Photography Credit Jasper Sanidad.
The panoramic view of San Francisco’s waterfront visible from Cisco’s new offices in some ways sets the theme for O+A’s design. From almost any angle the visual impact is of light, spaciousness, bright color, long sightlines. Meraki, which was recently acquired by Cisco Systems, makes wireless routers—and takes pride in the elegance of their design. O+A sought to build the space the way Meraki builds its products—with an emphasis on simplicity and seamless ease of use. But it was also mindful of the importance to the company’s identity of the Cisco-Meraki merger. Located in the rapidly changing Mission Bay neighborhood, Cisco’s 110,000 square foot suite of offices now becomes the company’s principal San Francisco location.
At the outset O+A surveyed Meraki’s employees to find out what they liked about their old, much smaller headquarters. A consensus emerged for natural light, plenty of collaboration space and preservation of the company’s tightly-knit culture. The size of the new space and the prominence of its floor-to-ceiling windows made collaboration and natural light relatively easy bills to fill. O+A’s design offers a variety of meeting spaces formal and informal, indoor and outdoor, many of them bathed in the crystalline light of San Francisco Bay. The scale and the light support both a rich palette of colors and design elements tailored to the broad canvas: a wide staircase with integrated stadium seating at its base, a meeting room showered from above with hanging tillandsia plants, an outdoor deck with views of the baseball park and Bay Bridge.
Maintaining Meraki’s cozy ambience in the hangar-sized complex proved more challenging.

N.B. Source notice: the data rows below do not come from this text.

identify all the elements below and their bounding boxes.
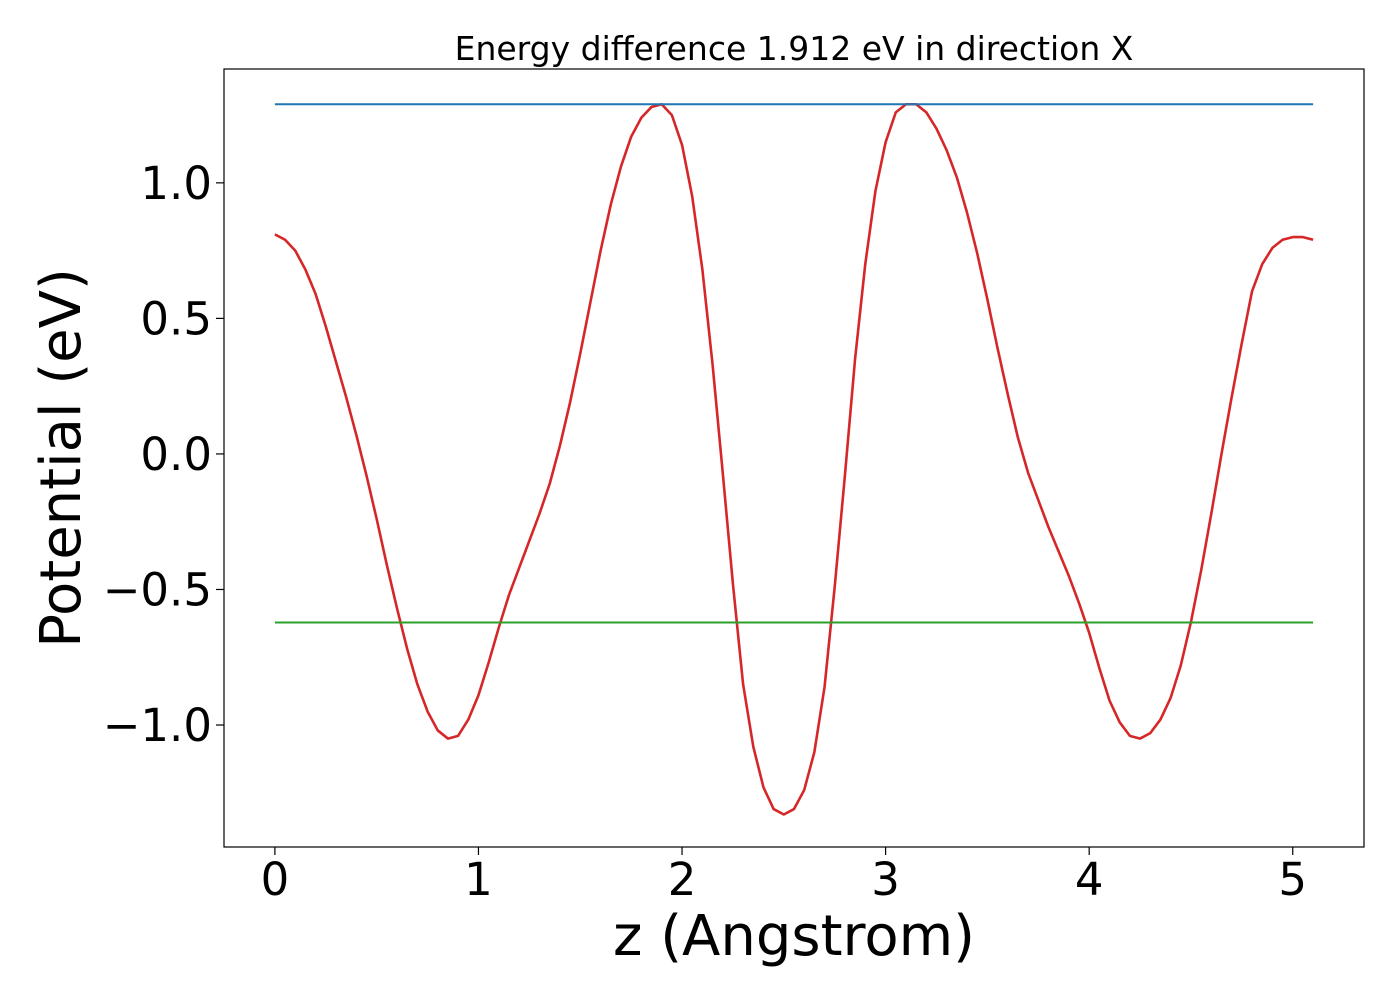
y-tick-label: 0.0 <box>140 428 212 481</box>
x-tick-label: 5 <box>1278 853 1307 906</box>
x-tick-label: 2 <box>668 853 697 906</box>
y-axis-ticks: −1.0 −0.5 0.0 0.5 1.0 <box>103 157 224 752</box>
y-tick-label: 1.0 <box>140 157 212 210</box>
x-tick-label: 3 <box>871 853 900 906</box>
x-tick-label: 4 <box>1075 853 1104 906</box>
y-tick-label: 0.5 <box>140 292 212 345</box>
y-axis-title: Potential (eV) <box>29 268 94 648</box>
x-tick-label: 0 <box>261 853 290 906</box>
series-group <box>274 102 1314 816</box>
x-axis-title: z (Angstrom) <box>613 904 975 969</box>
y-tick-label: −1.0 <box>103 699 212 752</box>
potential-curve <box>274 102 1314 816</box>
x-tick-label: 1 <box>464 853 493 906</box>
x-axis-ticks: 0 1 2 3 4 5 <box>261 847 1307 906</box>
y-tick-label: −0.5 <box>103 563 212 616</box>
plot-frame <box>223 68 1365 848</box>
chart-title: Energy difference 1.912 eV in direction … <box>455 29 1134 68</box>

O+A’s solution was to create a medley of small gathering spaces within the large footprint. Sunken seating brings intimacy to horizontal common areas while preserving broad sightlines. Yurts, cabanas and phone rooms offer varying levels of enclosure. And throughout the office informal lounge spaces allow passing colleagues to sit down and talk.
Despite the richness of the finishes and the wide array of typologies deployed, this is not a project that feels overly “designed.” One of O+A’s goals was to give Cisco a canvas on which to paint their own pictures. In lieu of pervasive branding graphics, O+A provided ubiquitous chalkboards, whiteboards and corkboards so that Cisco’s employees could sketch, write and pin-up graphics meaningful to them. As might be expected of the company’s strongly do-it-yourself culture, mobility and adaptability were big factors in the selection of furniture and workstations. These are people who like to move things around.